Senato, è muro contro muro. Il piano di Renzi punta a spaccare i ribelli e far perdere pezzi all’area di Bersani

7 Settembre 2015 0 Di Ettore Maria Colombo

FESTA dell’Unità, esterno giorno

 

«Oggi dimostrerò a tutti, minoranza in testa, che il partito sta con me». Milano, domenica pomeriggio.

 

Matteo Renzi si confida con un paio di colleghi di partito poco prima del comizio. «Io vado avanti, la gente è con noi, non ci fermiamo. Siamo disposti a mediare, a trattare, ma non sull’art. 2. Quello non si tocca, e non perché lo dice Maria Elena (la Boschi, ndr) ma perché sennò la riforma non si fa più. Se poi, trattando trattando, credono di logorarmi e di farmi andare sotto, magari anche di riprendersi il Pd, in futuro, ‘la Ditta’ come la chiamano loro, si sbagliano di grosso. Avremo i numeri al Senato e il partito me lo tengo stretto, anzi lo voglio più forte».
Insomma, è tornato il Renzi formato battaglia. Con tanto di cravatta rossa (e, peraltro, double face) e citazioni dell’immaginario della sinistra che fu, dalla Resistenza alla lotta al debito dei Paesi poveri, passando per la Rai e la cultura e, soprattutto, per un Pd più forte, più solido e strutturato che a fine 2016 dovrà avere «10 mila sezioni, quelle che solo Guerini (ex dc, ndr.) chiama circoli». Il Renzi che, alla sua minoranza, che lo contesta «con coerenza, cioè sempre», come li sfotte, sa dire una sola cosa: «niente veti».

DEL RESTO, da Frascati, dove si trovava ieri, gli fa eco Luca Lotti: «Non accettiamo il ricatto di un gruppo di 26/28 (senatori, ndr) che ci vuole bloccare».

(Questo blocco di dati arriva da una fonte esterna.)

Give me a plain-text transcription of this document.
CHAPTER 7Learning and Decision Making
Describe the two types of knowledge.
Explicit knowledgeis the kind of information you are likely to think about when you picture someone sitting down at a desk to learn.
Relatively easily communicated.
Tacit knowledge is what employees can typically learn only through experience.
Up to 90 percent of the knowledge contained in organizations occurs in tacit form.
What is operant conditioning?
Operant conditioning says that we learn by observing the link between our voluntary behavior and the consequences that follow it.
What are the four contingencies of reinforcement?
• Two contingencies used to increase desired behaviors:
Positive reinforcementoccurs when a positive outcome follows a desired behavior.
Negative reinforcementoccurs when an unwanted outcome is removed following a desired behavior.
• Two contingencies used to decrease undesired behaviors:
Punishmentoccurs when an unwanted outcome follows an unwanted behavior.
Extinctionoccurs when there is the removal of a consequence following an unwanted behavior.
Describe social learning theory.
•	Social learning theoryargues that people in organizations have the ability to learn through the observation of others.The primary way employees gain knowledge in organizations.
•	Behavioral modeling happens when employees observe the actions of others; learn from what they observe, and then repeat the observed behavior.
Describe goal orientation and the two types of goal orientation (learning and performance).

E il sottosegretario alla presidenza del Consiglio, di solito silenzioso, se parla indica «la linea» (di Renzi). Il premier, ormai, ha un pacchetto di mischia collaudato cui vuole affidare sempre di più, in futuro, la cura del partito per evitare gli assalti della ex-Ditta che ritiene, più che pericolosi, «incessanti». Non a caso, ieri pomeriggio, a Milano, Renzi era circondato  solo da Boschi, Orfini, Guerini, Rosato e Bonaccini: perché solo di loro si fida. E del duo Finocchiaro-Zanda, che devono «sminare» il terreno del Senato prima che arrivi martedì.
Il guaio è che la «trattativa» con la minoranza dem non fa un passo in avanti. Persino la mediazione, corsa sul filo del rapporto (buono) tra Guerini e Bersani (che ieri ha smentito, via Facebook, di averla fatta) e tra Migliavacca e Zanda, non si smuove dal solito, eterno, punto. I renziani sono pronti a concedere l’elezione dei futuri senatori con apposito «listino» da scegliere in forma di elezione ‘diretta’ nei consigli regionali, ma senza toccare l’articolo 2 del ddl Boschi. I vietcong ribelli non ne vogliono sapere: parlano di «minestra riscaldata» (Gotor), «propaganda» (Mucchetti), «trattativa mai iniziata» (Corsini) e, per bocca di Fornaro, dicono: «l’elettività del Senato o si scrive nell’art. 2 o diciamo ‘no, grazie’».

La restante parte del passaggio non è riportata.